Of course that set the Squire exploding. What right had clerks to pretend to issue tickets unless they knew their business? The clerk in question coolly ran his finger down the railway list he had turned to, and then gave us the tickets.

“It is a station not much frequented, you see,” he civilly observed. “Travellers mostly go on to Saltwater.”

But for the train being due, and our having to make a rush for the platform, the Squire would have waited to give the young man a piece of his mind. “Saltwater, indeed!” said he. “I wonder the fellow does not issue his edict as to where people shall go and where they shan’t go.”
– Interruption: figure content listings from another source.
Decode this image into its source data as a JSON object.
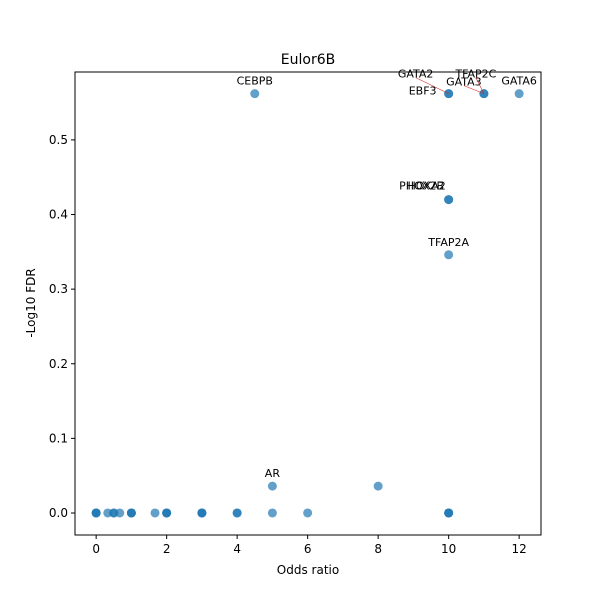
{
  "chart_data": {
    "type": "scatter",
    "title": "Eulor6B",
    "x_label": "Odds ratio",
    "y_label": "-Log10 FDR",
    "color": "#1f77b4",
    "x": [
      4.5,
      10,
      10,
      11,
      11,
      12,
      10,
      10,
      10,
      5,
      8,
      0,
      0,
      0,
      0.33,
      0.5,
      0.5,
      0.67,
      1,
      1,
      1,
      1.67,
      2,
      2,
      2,
      3,
      3,
      3,
      4,
      4,
      5,
      6,
      10,
      10,
      10
    ],
    "values": [
      0.562,
      0.562,
      0.562,
      0.562,
      0.562,
      0.562,
      0.42,
      0.42,
      0.346,
      0.036,
      0.036,
      0,
      0,
      0,
      0,
      0,
      0,
      0,
      0,
      0,
      0,
      0,
      0,
      0,
      0,
      0,
      0,
      0,
      0,
      0,
      0,
      0,
      0,
      0,
      0
    ],
    "point_labels": [
      "CEBPB",
      "GATA2",
      "EBF3",
      "GATA3",
      "TFAP2C",
      "GATA6",
      "PHOX2B",
      "HOXA2",
      "TFAP2A",
      "AR",
      null,
      null,
      null,
      null,
      null,
      null,
      null,
      null,
      null,
      null,
      null,
      null,
      null,
      null,
      null,
      null,
      null,
      null,
      null,
      null,
      null,
      null,
      null,
      null,
      null
    ],
    "xlim": [
      -0.6,
      12.62
    ],
    "ylim": [
      -0.0295,
      0.591
    ],
    "xticks": [
      0,
      2,
      4,
      6,
      8,
      10,
      12
    ],
    "yticks": [
      {
        "value": 0,
        "label": "0.0"
      },
      0.1,
      0.2,
      0.3,
      0.4,
      0.5
    ]
  }
}
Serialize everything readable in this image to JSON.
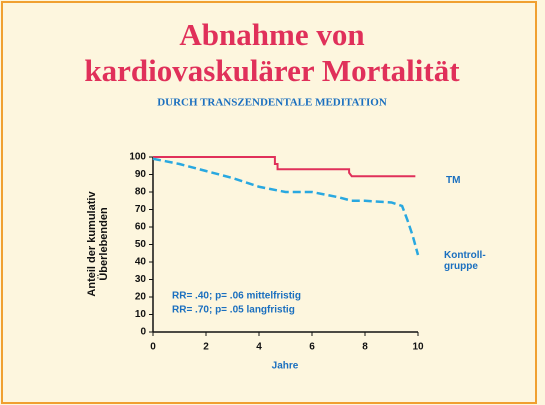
{
  "chart_data": {
    "type": "line",
    "title": [
      "Abnahme von",
      "kardiovaskulärer Mortalität"
    ],
    "subtitle": "DURCH TRANSZENDENTALE MEDITATION",
    "ylabel": [
      "Anteil der kumulativ",
      "Überlebenden"
    ],
    "xlabel": "Jahre",
    "annotations": [
      "RR= .40; p= .06 mittelfristig",
      "RR= .70; p= .05 langfristig"
    ],
    "xlim": [
      0,
      10
    ],
    "xticks": [
      0,
      2,
      4,
      6,
      8,
      10
    ],
    "ylim": [
      0,
      100
    ],
    "yticks": [
      0,
      10,
      20,
      30,
      40,
      50,
      60,
      70,
      80,
      90,
      100
    ],
    "series": [
      {
        "name": "TM",
        "color": "#e0305a",
        "dash": false,
        "x": [
          0,
          4.6,
          4.6,
          4.7,
          4.7,
          7.4,
          7.4,
          7.5,
          9.9
        ],
        "values": [
          100,
          100,
          96,
          96,
          93,
          93,
          91,
          89,
          89
        ]
      },
      {
        "name": "Kontroll- gruppe",
        "color": "#29a8e0",
        "dash": true,
        "x": [
          0,
          1,
          2,
          3,
          4,
          5,
          6,
          7,
          7.5,
          8,
          9,
          9.4,
          9.6,
          9.8,
          10
        ],
        "values": [
          99,
          96,
          92,
          88,
          83,
          80,
          80,
          77,
          75,
          75,
          74,
          72,
          64,
          55,
          44
        ]
      }
    ]
  }
}
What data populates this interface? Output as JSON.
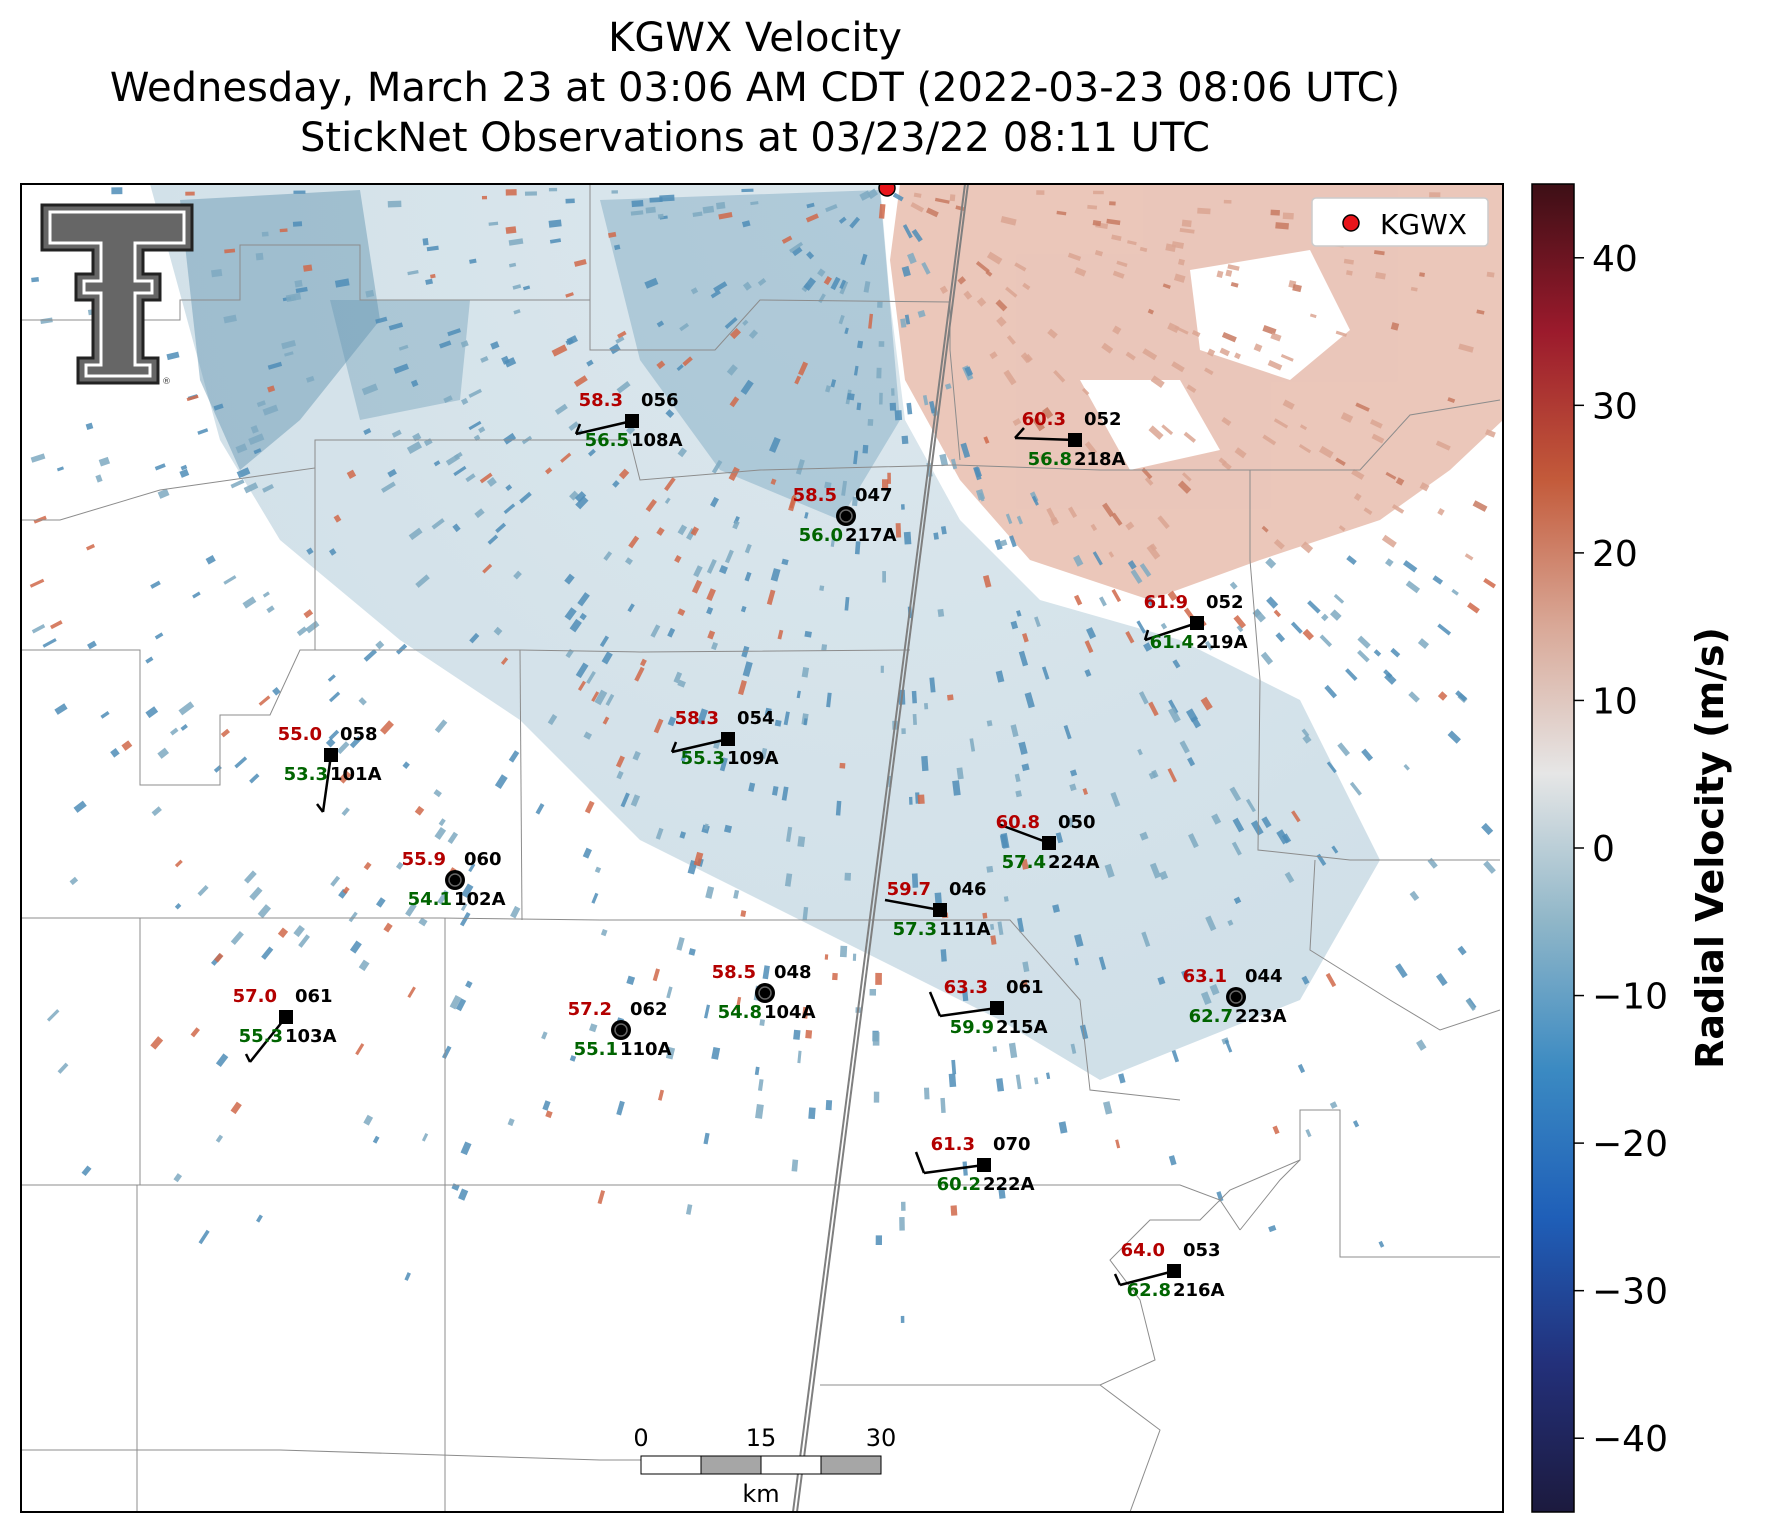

We arrived in due time at our destination. It was written up as large as life on a white board, “Montpellier-by-Sea.” A small roadside station, open to the country around; no signs of sea or of houses to be seen; a broad rural district, apparently given over entirely to agriculture. On went the whistling train, leaving the group of us standing by our luggage on the platform. The Squire was staring about him doubtfully.

“Can you tell me where Seaboard Terrace is?”

“Seaboard Terrace?” repeated the station-master. “No, sir, I don’t know it. There’s no terrace of that name hereabouts. For that matter there are no terraces at all—no houses in fact.”

The Squire’s face was a picture. He saw that (save a solitary farm homestead or two) the country was bare of dwelling-places.

“This is Montpellier-by-Sea?” he questioned at last.

“Sure enough it is, sir. Munpler, it’s called down here.”

“Then Seaboard Terrace must be somewhere in it—somewhere about. What a strange thing!”